As a reminder, overtraining and not having enough recovery time leads to overtraining – and is characterized by increased production of the stress hormone cortisol. It not only speeds up the heartbeat, but also lowers testosterone and triggers catabolic processes.

Post-workout recovery

Post-workout recovery

Traditionally, the term “recovery” means passive rest to unload muscles – the athlete does not play sports at all, but simply rests. However, for professional athletes who train often enough, this method is not suitable.

During exercise, toxins and lactic acid are formed in the muscles (often muscle pain is caused by these substances). In fact, passive recovery removes toxins from the body too slowly – however, the recovery process can be accelerated.

Since large muscle groups require up to 60 hours to fully recover, they need to be trained no more than once every 3-4 days – in the remaining time, you need to pump small muscle groups, as well as engage in moderate cardio or light strength training.

Muscle Pain – Good or Bad?

It is important to distinguish between “healthy” muscle pain and pain caused by injury. If the muscles begin to ache slightly on the 2-3 third day after training and stiffness appears, this is a normal recovery process. However, if you experience sharp pain when moving, then this is most likely an injury.

As for lactic acid, it is excreted from the body within a few hours after the end of training. In other words, a burning sensation in the muscles during exercise can be caused by its excess, while the pain the next day is a more complex physiological process.

What is active recovery?

What is active recovery?

Active recovery is one of the most effective ways to quickly regenerate muscles and accelerate the process of removing toxins from the body. Usually, active recovery means a combination of massage, muscle stretching exercises – as well as light cardio training.

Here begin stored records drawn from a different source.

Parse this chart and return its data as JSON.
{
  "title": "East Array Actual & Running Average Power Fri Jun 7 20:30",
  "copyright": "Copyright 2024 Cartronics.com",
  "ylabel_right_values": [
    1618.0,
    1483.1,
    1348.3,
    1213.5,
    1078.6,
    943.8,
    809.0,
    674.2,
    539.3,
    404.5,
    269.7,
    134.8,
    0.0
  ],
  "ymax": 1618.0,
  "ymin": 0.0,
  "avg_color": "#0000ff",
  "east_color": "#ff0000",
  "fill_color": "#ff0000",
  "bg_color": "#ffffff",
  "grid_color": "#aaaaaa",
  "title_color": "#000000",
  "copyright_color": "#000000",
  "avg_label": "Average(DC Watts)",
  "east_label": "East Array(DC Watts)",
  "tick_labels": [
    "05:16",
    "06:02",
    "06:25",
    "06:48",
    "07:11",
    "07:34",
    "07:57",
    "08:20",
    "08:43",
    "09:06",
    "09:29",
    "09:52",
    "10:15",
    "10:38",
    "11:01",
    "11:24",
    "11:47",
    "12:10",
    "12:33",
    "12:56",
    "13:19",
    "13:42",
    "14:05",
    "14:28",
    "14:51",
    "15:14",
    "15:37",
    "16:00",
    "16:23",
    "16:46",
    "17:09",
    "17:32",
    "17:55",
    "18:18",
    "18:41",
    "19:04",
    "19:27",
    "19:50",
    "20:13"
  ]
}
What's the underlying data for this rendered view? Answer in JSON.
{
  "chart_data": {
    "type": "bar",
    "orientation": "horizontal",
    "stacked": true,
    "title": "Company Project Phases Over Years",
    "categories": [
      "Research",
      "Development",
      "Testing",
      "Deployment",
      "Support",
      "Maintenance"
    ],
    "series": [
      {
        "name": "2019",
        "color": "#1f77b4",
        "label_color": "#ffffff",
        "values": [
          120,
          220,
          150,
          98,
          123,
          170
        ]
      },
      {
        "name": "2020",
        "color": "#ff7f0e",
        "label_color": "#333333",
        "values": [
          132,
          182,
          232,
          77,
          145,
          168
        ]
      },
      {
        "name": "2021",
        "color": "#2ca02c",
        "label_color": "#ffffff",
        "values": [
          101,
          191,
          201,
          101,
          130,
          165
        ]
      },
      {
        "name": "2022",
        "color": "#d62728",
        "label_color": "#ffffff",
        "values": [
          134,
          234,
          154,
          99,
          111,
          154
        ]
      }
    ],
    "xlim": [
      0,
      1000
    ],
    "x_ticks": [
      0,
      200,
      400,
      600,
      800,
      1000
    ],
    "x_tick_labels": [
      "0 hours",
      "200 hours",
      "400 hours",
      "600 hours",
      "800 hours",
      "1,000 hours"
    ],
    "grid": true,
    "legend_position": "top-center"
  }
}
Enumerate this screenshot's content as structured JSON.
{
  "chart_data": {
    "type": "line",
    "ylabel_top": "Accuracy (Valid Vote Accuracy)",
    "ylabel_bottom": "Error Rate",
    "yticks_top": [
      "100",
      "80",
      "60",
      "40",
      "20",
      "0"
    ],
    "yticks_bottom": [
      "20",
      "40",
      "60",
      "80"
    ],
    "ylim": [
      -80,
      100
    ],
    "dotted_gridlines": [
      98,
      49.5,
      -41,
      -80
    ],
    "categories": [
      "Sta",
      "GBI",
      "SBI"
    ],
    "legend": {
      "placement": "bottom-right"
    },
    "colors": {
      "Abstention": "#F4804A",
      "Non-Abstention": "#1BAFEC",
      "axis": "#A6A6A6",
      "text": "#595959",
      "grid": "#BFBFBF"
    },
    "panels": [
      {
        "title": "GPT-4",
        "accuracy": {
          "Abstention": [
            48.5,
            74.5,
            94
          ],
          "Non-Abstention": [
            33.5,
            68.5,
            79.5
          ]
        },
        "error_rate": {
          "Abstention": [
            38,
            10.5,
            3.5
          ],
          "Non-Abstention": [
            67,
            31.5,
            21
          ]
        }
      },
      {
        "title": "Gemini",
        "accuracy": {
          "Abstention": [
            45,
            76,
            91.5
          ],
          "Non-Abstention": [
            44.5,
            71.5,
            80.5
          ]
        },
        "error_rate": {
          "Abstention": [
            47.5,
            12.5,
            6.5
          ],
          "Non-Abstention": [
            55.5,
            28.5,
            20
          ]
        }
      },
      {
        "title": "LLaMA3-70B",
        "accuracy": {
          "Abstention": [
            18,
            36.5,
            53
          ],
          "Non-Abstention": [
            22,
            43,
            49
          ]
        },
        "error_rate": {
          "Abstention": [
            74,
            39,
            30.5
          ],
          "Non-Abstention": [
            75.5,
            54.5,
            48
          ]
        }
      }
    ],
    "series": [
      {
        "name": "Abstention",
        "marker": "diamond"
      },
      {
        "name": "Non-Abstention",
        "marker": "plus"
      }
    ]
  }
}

The myofascial release technique also shows good results for accelerating recovery – that is, the independent use of a massage cylinder to work out large muscle groups. This improves the circulation of fluids in the tissues and helps to remove toxins.

How to restore leg muscles?

For faster recovery of the muscles of the legs and lower half of the body, a short strength training (about 20-30 minutes), performed the next day with loads of 30-50% of the usual, helps. That is, if you squatted 100 kg for 5 reps, then you should squat with 30-50 kg and 10-12 repetitions.

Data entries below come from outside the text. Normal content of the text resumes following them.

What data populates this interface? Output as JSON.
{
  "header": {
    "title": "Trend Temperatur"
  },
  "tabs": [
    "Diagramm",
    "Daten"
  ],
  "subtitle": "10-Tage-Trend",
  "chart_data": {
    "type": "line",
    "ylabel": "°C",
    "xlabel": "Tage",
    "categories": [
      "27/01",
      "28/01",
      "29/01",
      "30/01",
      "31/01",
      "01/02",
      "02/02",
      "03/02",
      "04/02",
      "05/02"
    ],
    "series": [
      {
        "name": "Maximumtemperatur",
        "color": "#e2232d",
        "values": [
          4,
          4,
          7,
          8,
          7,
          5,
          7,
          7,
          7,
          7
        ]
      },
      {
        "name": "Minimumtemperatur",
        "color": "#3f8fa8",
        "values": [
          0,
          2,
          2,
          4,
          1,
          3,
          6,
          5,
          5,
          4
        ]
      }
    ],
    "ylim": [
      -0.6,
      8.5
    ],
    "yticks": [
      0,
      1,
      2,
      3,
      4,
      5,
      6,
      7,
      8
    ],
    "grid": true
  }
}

However, running, cycling, football, and other activities that involve the muscles of the legs can negatively affect the rate of recovery of the muscles in the lower body. If you use cardio, keep your heart rate calm and go for a rowing machine.

Nutrition and Supplements

Exercises for active recovery

BCAAs, taken directly during training, stop catabolic processes in the body – and can reduce pain the next day. In addition, regular intake of creatine also improves energy metabolism in the muscles.

A classic recipe for a sports cocktail to accelerate muscle regeneration is a mixture of creatine, simple carbohydrates and protein isolate (a total of about 30 g of carbohydrates, 10-15 g of whey protein and 3-5 g of creatine), taken before starting a workout for active recovery.

Such a cocktail will become a source of nutrition for the muscles, and the increased blood flow as a result of training will facilitate the rapid absorption of nutrients. Among other things, make sure you get enough vitamin C, magnesium, zinc and iron in your daily diet.